This blog was written in collaboration with ManagePoint. ManagePoint uses technology to support businesses in doing what they do best, with solutions tailored to the business’ needs in everything from managed IT services, networking, cloud and cybersecurity.

As technology and funding requirements change, cybersecurity has become a growing issue that nonprofits must be prepared to confront. Smaller organizations face unique challenges in the digital space because of limited resources and technological expertise, leading to significant issues in understanding the common risks associated with data security, and the ways to create barriers between your data and a hack.

Security breaches are costly, with 2023 seeing a global average of $4.45 million USD in costs related to cyber security breaches, an increase of 15% over 3 years. The costs incurred include fines and penalties, remediation costs, loss of potential profits, investments in new security measures, loss of opportunities costs, and lost productivity, not to mention the damage to the organization’s reputation.

The growing sophistication of scams over email, social media, and even text messages has highlighted the importance of digital literacy for all employees, and led to one of the emerging issues facing nonprofits and their cybersecurity: funding requirements. An example of this being IRAP, which now mandates a cyber security course from organizations in order to receive funding, with other funding and grant programs likely following suit in the coming years.
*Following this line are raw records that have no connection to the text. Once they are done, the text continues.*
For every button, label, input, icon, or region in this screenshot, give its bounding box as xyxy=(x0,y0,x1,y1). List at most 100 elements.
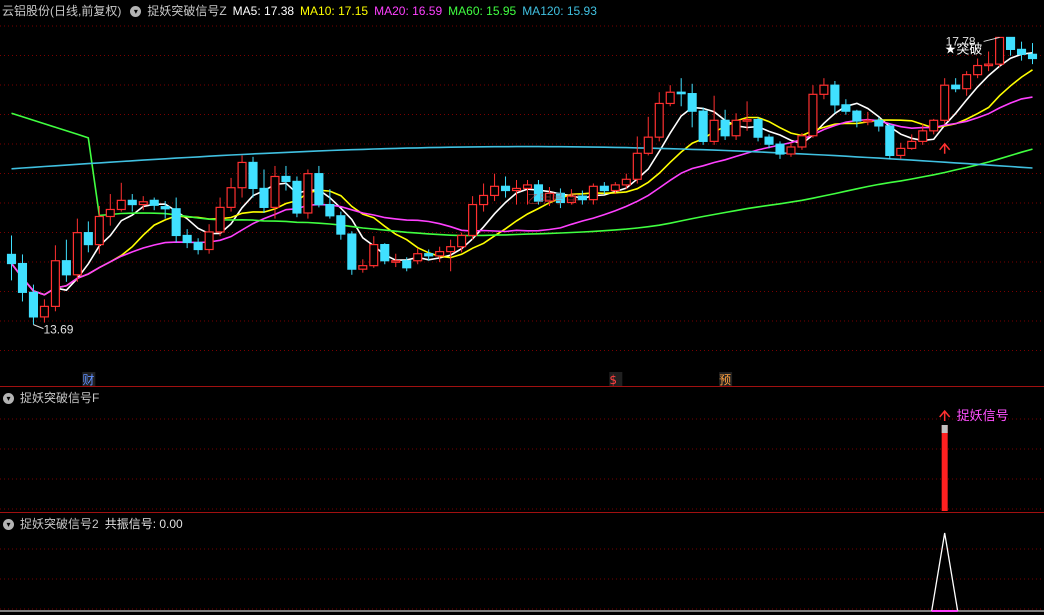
candle-body xyxy=(775,143,785,155)
candle-body xyxy=(731,119,741,137)
indicator-name: 捉妖突破信号Z xyxy=(147,4,227,18)
candle-body xyxy=(215,206,225,233)
ma-legend-item: MA20: 16.59 xyxy=(374,4,443,18)
candle-body xyxy=(248,161,258,190)
main-header: 云铝股份(日线,前复权) ▾ 捉妖突破信号Z MA5: 17.38 MA10: 17.1… xyxy=(0,0,609,22)
breakout-arrow-icon xyxy=(939,142,951,154)
candle-body xyxy=(753,119,763,138)
candle-body xyxy=(237,161,247,189)
candle-body xyxy=(588,185,598,201)
candle-body xyxy=(951,84,961,90)
candle-body xyxy=(204,231,214,251)
low-price-label: 13.69 xyxy=(43,323,73,337)
candle-body xyxy=(874,119,884,127)
candle-body xyxy=(94,215,104,246)
settings-toggle-icon[interactable]: ▾ xyxy=(130,6,142,18)
candle-body xyxy=(500,185,511,192)
candle-body xyxy=(138,201,148,206)
sub2-header: ▾ 捉妖突破信号2 共振信号: 0.00 xyxy=(0,513,189,535)
candle-body xyxy=(61,260,71,276)
candle-body xyxy=(1027,53,1038,60)
candle-body xyxy=(929,119,939,132)
candle-body xyxy=(171,208,181,237)
candle-body xyxy=(621,178,631,186)
candle-body xyxy=(841,104,851,112)
candle-body xyxy=(819,84,829,95)
candle-body xyxy=(50,260,60,307)
ma10-line xyxy=(10,69,1033,296)
candle-body xyxy=(885,125,895,157)
candle-body xyxy=(127,199,137,206)
resonance-value: 共振信号: 0.00 xyxy=(104,517,183,531)
candle-body xyxy=(896,147,906,157)
candle-body xyxy=(522,184,533,190)
candle-body xyxy=(511,187,522,192)
candle-body xyxy=(369,243,379,267)
candle-body xyxy=(720,119,730,137)
candle-body xyxy=(39,305,49,318)
candle-body xyxy=(984,63,994,67)
candle-body xyxy=(479,194,489,206)
ma-legend-item: MA5: 17.38 xyxy=(232,4,295,18)
candle-body xyxy=(468,203,478,237)
candle-body xyxy=(380,243,390,262)
candle-body xyxy=(1006,36,1016,50)
candle-body xyxy=(83,232,93,246)
ma120-line xyxy=(11,145,1033,170)
candle-body xyxy=(435,251,445,257)
low-pointer xyxy=(33,324,44,330)
ma-legend-item: MA10: 17.15 xyxy=(300,4,369,18)
sub1-title: 捉妖突破信号F xyxy=(20,391,100,405)
candle-body xyxy=(259,187,269,208)
candle-body xyxy=(698,110,708,142)
stock-label: 云铝股份(日线,前复权) xyxy=(2,4,122,18)
main-chart-panel[interactable]: 17.78 13.69 ★突破 乙明号 字财 $ 预 云铝股份(日线,前复权) ▾ 捉妖突破信… xyxy=(0,0,1044,386)
candle-body xyxy=(336,215,346,235)
candle-body xyxy=(292,180,302,214)
candle-body xyxy=(303,173,313,214)
candlestick-chart[interactable]: 17.7813.69★突破乙明号 字财 $ 预 xyxy=(0,0,1044,386)
candle-body xyxy=(17,262,28,293)
candle-body xyxy=(797,135,807,148)
candle-body xyxy=(1016,48,1027,55)
sub1-toggle-icon[interactable]: ▾ xyxy=(3,393,14,405)
candle-body xyxy=(643,136,653,154)
candle-body xyxy=(72,232,82,276)
candle-body xyxy=(676,91,686,95)
candle-body xyxy=(281,175,291,182)
candle-body xyxy=(665,91,675,105)
faded-watermark-text: 乙明号 字 xyxy=(527,191,579,206)
candle-body xyxy=(599,185,609,192)
event-label-yu: 预 xyxy=(719,373,731,386)
sub2-toggle-icon[interactable]: ▾ xyxy=(3,519,14,531)
candle-body xyxy=(995,36,1005,65)
candle-body xyxy=(764,136,774,145)
candle-body xyxy=(160,206,170,210)
candle-body xyxy=(182,234,192,244)
candle-body xyxy=(347,233,357,270)
signal-panel-2[interactable]: ▾ 捉妖突破信号2 共振信号: 0.00 xyxy=(0,513,1044,615)
candle-body xyxy=(6,253,17,265)
candle-body xyxy=(654,102,664,138)
event-label-cai: 财 xyxy=(82,373,94,386)
candle-body xyxy=(940,84,950,121)
signal-panel-f[interactable]: 捉妖信号 ▾ 捉妖突破信号F xyxy=(0,387,1044,512)
candle-body xyxy=(358,265,368,270)
candle-body xyxy=(709,119,719,142)
sub2-title: 捉妖突破信号2 xyxy=(20,517,99,531)
ma20-line xyxy=(10,96,1033,296)
candle-body xyxy=(808,93,818,137)
breakout-label: ★突破 xyxy=(945,42,983,58)
candle-body xyxy=(490,185,500,197)
candle-body xyxy=(863,119,873,123)
candle-body xyxy=(852,110,862,122)
candle-body xyxy=(105,208,115,218)
candle-body xyxy=(962,74,972,90)
candle-body xyxy=(149,199,159,206)
candle-body xyxy=(314,173,324,206)
candle-body xyxy=(973,64,983,76)
candle-body xyxy=(402,260,412,269)
candle-body xyxy=(907,140,917,149)
candle-body xyxy=(830,84,840,106)
signal-bar-cap xyxy=(941,425,948,433)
Why Do Hackers Target Small Businesses?

Hackers find easy targets in small businesses, as they typically have lower security measures due to resource and personnel constraints. A common practice for hackers is crawling the IRAP (or similar funding programs) list to see who is receiving funding, and selecting their unsuspecting targets from these smaller organizations. Small businesses like nonprofits provide a bountiful ground of personal data, and access to money from donors. But more importantly, they know that smaller organizations allow them to go mostly undetected, and are typically unprepared to respond. With help from our friends at ManagePoint, we’ve outlined common oversights in the nonprofit and small business space, and tips to keep your organization safe and prepared in the event of a breach.
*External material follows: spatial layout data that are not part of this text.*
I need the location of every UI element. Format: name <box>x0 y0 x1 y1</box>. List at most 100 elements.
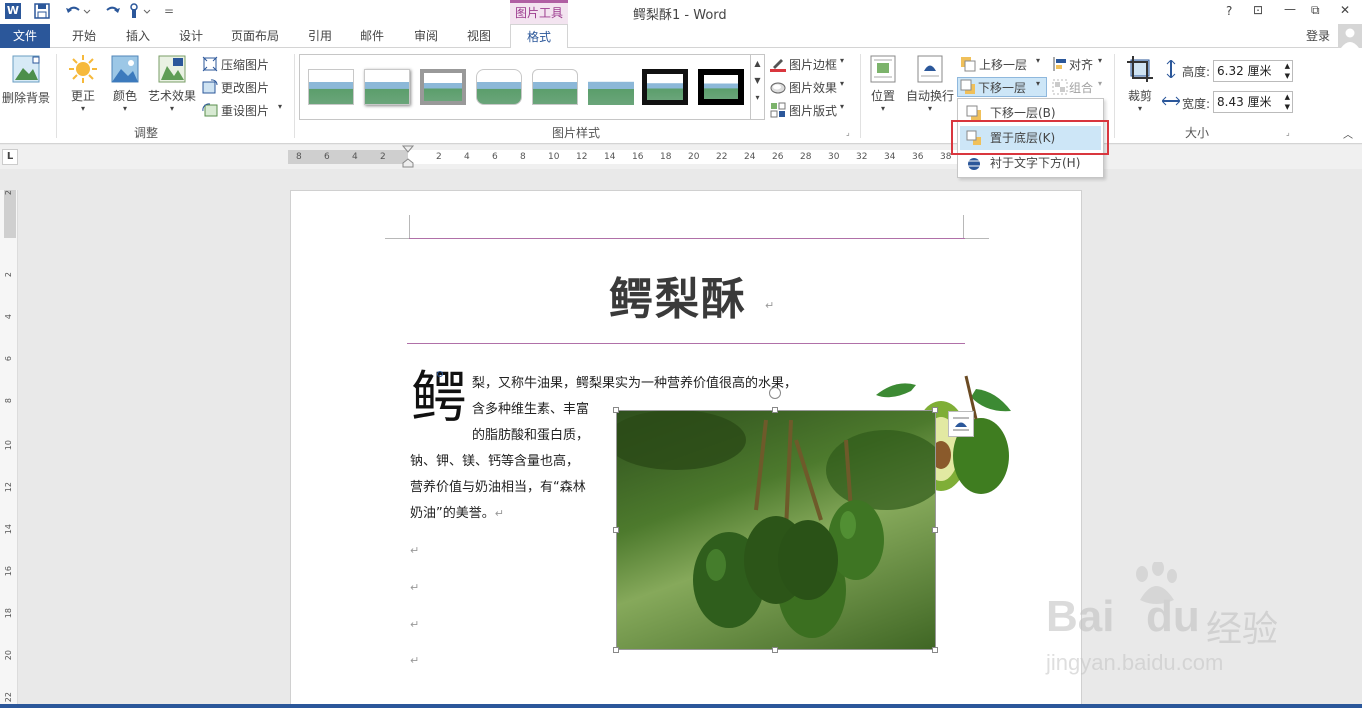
style-thumbnail[interactable] <box>420 69 466 105</box>
corrections-button[interactable]: 更正 ▾ <box>64 54 102 113</box>
width-spinner-icon[interactable]: ▲ ▼ <box>1285 92 1290 112</box>
title-bar: W = 图片工具 鳄梨酥1 - Word ? ⊡ — ⧉ ✕ <box>0 0 1362 24</box>
ribbon-display-button[interactable]: ⊡ <box>1253 3 1263 17</box>
resize-handle[interactable] <box>613 527 619 533</box>
maximize-button[interactable]: ⧉ <box>1311 3 1320 18</box>
avocado-tree-photo[interactable] <box>616 410 936 650</box>
ribbon-tab-row: 文件 开始 插入 设计 页面布局 引用 邮件 审阅 视图 格式 登录 <box>0 24 1362 49</box>
tab-design[interactable]: 设计 <box>169 24 213 48</box>
picture-border-button[interactable]: 图片边框 ▾ <box>770 54 852 74</box>
indent-marker-icon[interactable] <box>401 145 415 169</box>
style-thumbnail[interactable] <box>364 69 410 105</box>
ruler-tick-label: 2 <box>436 152 442 162</box>
close-button[interactable]: ✕ <box>1340 3 1350 17</box>
vertical-ruler[interactable]: 2 2 4 6 8 10 12 14 16 18 20 22 <box>0 190 18 708</box>
style-thumbnail[interactable] <box>532 69 578 105</box>
body-line[interactable]: 钠、钾、镁、钙等含量也高， <box>410 449 579 475</box>
drop-cap[interactable]: 鳄 <box>411 369 467 429</box>
ruler-tick-label: 24 <box>744 152 756 162</box>
tab-review[interactable]: 审阅 <box>404 24 448 48</box>
document-page[interactable]: 鳄梨酥 ↵ 鳄 梨，又称牛油果，鳄梨果实为一种营养价值很高的水果， 含多种维生素… <box>290 190 1082 708</box>
tab-page-layout[interactable]: 页面布局 <box>224 24 286 48</box>
group-objects-button[interactable]: 组合 ▾ <box>1052 77 1108 97</box>
window-title: 鳄梨酥1 - Word <box>633 8 727 23</box>
resize-handle[interactable] <box>613 647 619 653</box>
wrap-text-button[interactable]: 自动换行 ▾ <box>904 54 956 113</box>
ruler-tick-label: 12 <box>576 152 588 162</box>
align-button[interactable]: 对齐 ▾ <box>1052 54 1108 74</box>
picture-layout-button[interactable]: 图片版式 ▾ <box>770 100 852 120</box>
collapse-ribbon-icon[interactable]: ︿ <box>1343 126 1353 141</box>
resize-handle[interactable] <box>932 527 938 533</box>
undo-icon[interactable] <box>64 3 92 19</box>
body-line[interactable]: 奶油”的美誉。↵ <box>410 501 504 527</box>
send-backward-button[interactable]: 下移一层 ▾ <box>957 77 1047 97</box>
body-line[interactable]: 的脂肪酸和蛋白质， <box>472 423 589 449</box>
picture-color-icon <box>111 55 139 83</box>
artistic-effects-button[interactable]: 艺术效果 ▾ <box>145 54 199 113</box>
resize-handle[interactable] <box>932 647 938 653</box>
compress-pictures-button[interactable]: 压缩图片 <box>202 54 290 74</box>
rotate-handle-icon[interactable] <box>769 387 781 399</box>
resize-handle[interactable] <box>772 647 778 653</box>
gallery-scroll[interactable]: ▲ ▼ ▾ <box>750 55 764 119</box>
tab-insert[interactable]: 插入 <box>116 24 160 48</box>
redo-icon[interactable] <box>102 3 122 19</box>
change-picture-button[interactable]: 更改图片 <box>202 77 290 97</box>
tab-format[interactable]: 格式 <box>510 24 568 49</box>
position-button[interactable]: 位置 ▾ <box>866 54 900 113</box>
ribbon-panel: 删除背景 更正 ▾ 颜色 ▾ 艺术效果 ▾ 压缩图片 更改图片 重设图片 ▾ 调… <box>0 48 1362 144</box>
anchor-icon[interactable] <box>437 371 443 377</box>
vruler-tick-label: 4 <box>4 314 13 320</box>
gallery-up-icon[interactable]: ▲ <box>751 59 764 68</box>
height-input[interactable]: 6.32 厘米 ▲ ▼ <box>1213 60 1293 82</box>
style-thumbnail[interactable] <box>642 69 688 105</box>
picture-styles-gallery[interactable]: ▲ ▼ ▾ <box>299 54 765 120</box>
style-thumbnail[interactable] <box>588 69 634 105</box>
style-thumbnail[interactable] <box>698 69 744 105</box>
ruler-tick-label: 30 <box>828 152 840 162</box>
tab-mailings[interactable]: 邮件 <box>350 24 394 48</box>
width-input[interactable]: 8.43 厘米 ▲ ▼ <box>1213 91 1293 113</box>
remove-background-button[interactable]: 删除背景 <box>1 54 51 106</box>
vruler-tick-label: 6 <box>4 356 13 362</box>
body-line[interactable]: 营养价值与奶油相当，有“森林 <box>410 475 586 501</box>
customize-qat-button[interactable]: = <box>164 4 174 18</box>
resize-handle[interactable] <box>772 407 778 413</box>
word-app-icon[interactable]: W <box>5 3 21 19</box>
layout-options-button[interactable] <box>948 411 974 437</box>
align-icon <box>1053 57 1066 71</box>
size-group-label: 大小 <box>1184 126 1209 140</box>
bring-forward-button[interactable]: 上移一层 ▾ <box>958 54 1046 74</box>
gallery-more-icon[interactable]: ▾ <box>751 93 764 102</box>
gallery-down-icon[interactable]: ▼ <box>751 76 764 85</box>
tab-home[interactable]: 开始 <box>62 24 106 48</box>
vruler-tick-label: 14 <box>4 524 13 535</box>
reset-picture-button[interactable]: 重设图片 ▾ <box>202 100 290 120</box>
avatar[interactable] <box>1338 24 1362 48</box>
dialog-launcher-icon[interactable]: ⌟ <box>846 128 850 137</box>
style-thumbnail[interactable] <box>308 69 354 105</box>
resize-handle[interactable] <box>932 407 938 413</box>
touch-mode-icon[interactable] <box>126 2 154 20</box>
crop-button[interactable]: 裁剪 ▾ <box>1120 54 1160 113</box>
size-dialog-launcher-icon[interactable]: ⌟ <box>1286 128 1290 137</box>
resize-handle[interactable] <box>613 407 619 413</box>
login-link[interactable]: 登录 <box>1306 27 1330 44</box>
minimize-button[interactable]: — <box>1284 2 1296 16</box>
body-line[interactable]: 梨，又称牛油果，鳄梨果实为一种营养价值很高的水果， <box>472 371 797 397</box>
header-line <box>409 238 965 239</box>
save-icon[interactable] <box>34 3 50 19</box>
style-thumbnail[interactable] <box>476 69 522 105</box>
picture-effects-button[interactable]: 图片效果 ▾ <box>770 77 852 97</box>
color-button[interactable]: 颜色 ▾ <box>107 54 143 113</box>
crop-mark <box>409 215 410 239</box>
tab-view[interactable]: 视图 <box>457 24 501 48</box>
help-button[interactable]: ? <box>1226 4 1232 18</box>
height-icon <box>1162 59 1182 80</box>
height-spinner-icon[interactable]: ▲ ▼ <box>1285 61 1290 81</box>
body-line[interactable]: 含多种维生素、丰富 <box>472 397 589 423</box>
tab-file[interactable]: 文件 <box>0 24 50 48</box>
horizontal-ruler[interactable]: L 8 6 4 2 2 4 6 8 10 12 14 16 18 20 22 24 26 28 30 32 34 36 38 <box>0 145 1362 169</box>
tab-references[interactable]: 引用 <box>298 24 342 48</box>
How can nonprofits improve their security?

• Implement strong access controls ensuring only authorized individuals have access to sensitive information. This includes setting up multi-factor authentication (MFA) and regularly reviewing access privileges.
• Backup systems regularly, off network, and ensure all company data is stored in Canada
• Encrypt all devices accessing work data, ensuring that even if data is intercepted it remains unreadable.
• Conduct regular security audits and risk assessments, ensuring all systems/ software are patched on schedule (improving security or functionality issues).
• Use unique passwords for each system, creating ones that are longer than 14 characters (anything shorter than 14 can be hacked in a matter of minutes)
• Staying informed and preparing the organization as a whole is aware of the risks is one of the most effective ways to strengthen cybersecurity. Employees should be trained on cybersecurity best practices, including recognizing phishing attempts, using strong passwords, and being cautious when clicking on links or downloading attachments.
• Use updated and reputable Endpoint Detection and Response (EDR) (security solution that continuously monitors end-user devices to detect and respond to cyber threats like ransomware and malware.)
• Have a plan in place to respond quickly and effectively to cyber incidents, minimizing potential damage.
• Make use of nonprofit pricing, especially on applications such as Microsoft and Google: reputable tools when it comes to security features.

Remember that cybersecurity is not just about protecting data; it's about safeguarding the heart of your organization's mission. Cybersecurity is a shared responsibility, and nonprofits must take proactive measures to protect their data and digital assets. By prioritizing regular training for employees, having a plan of action, and implementing the above best practices, nonprofits and small businesses can continue their important work in a safer digital environment.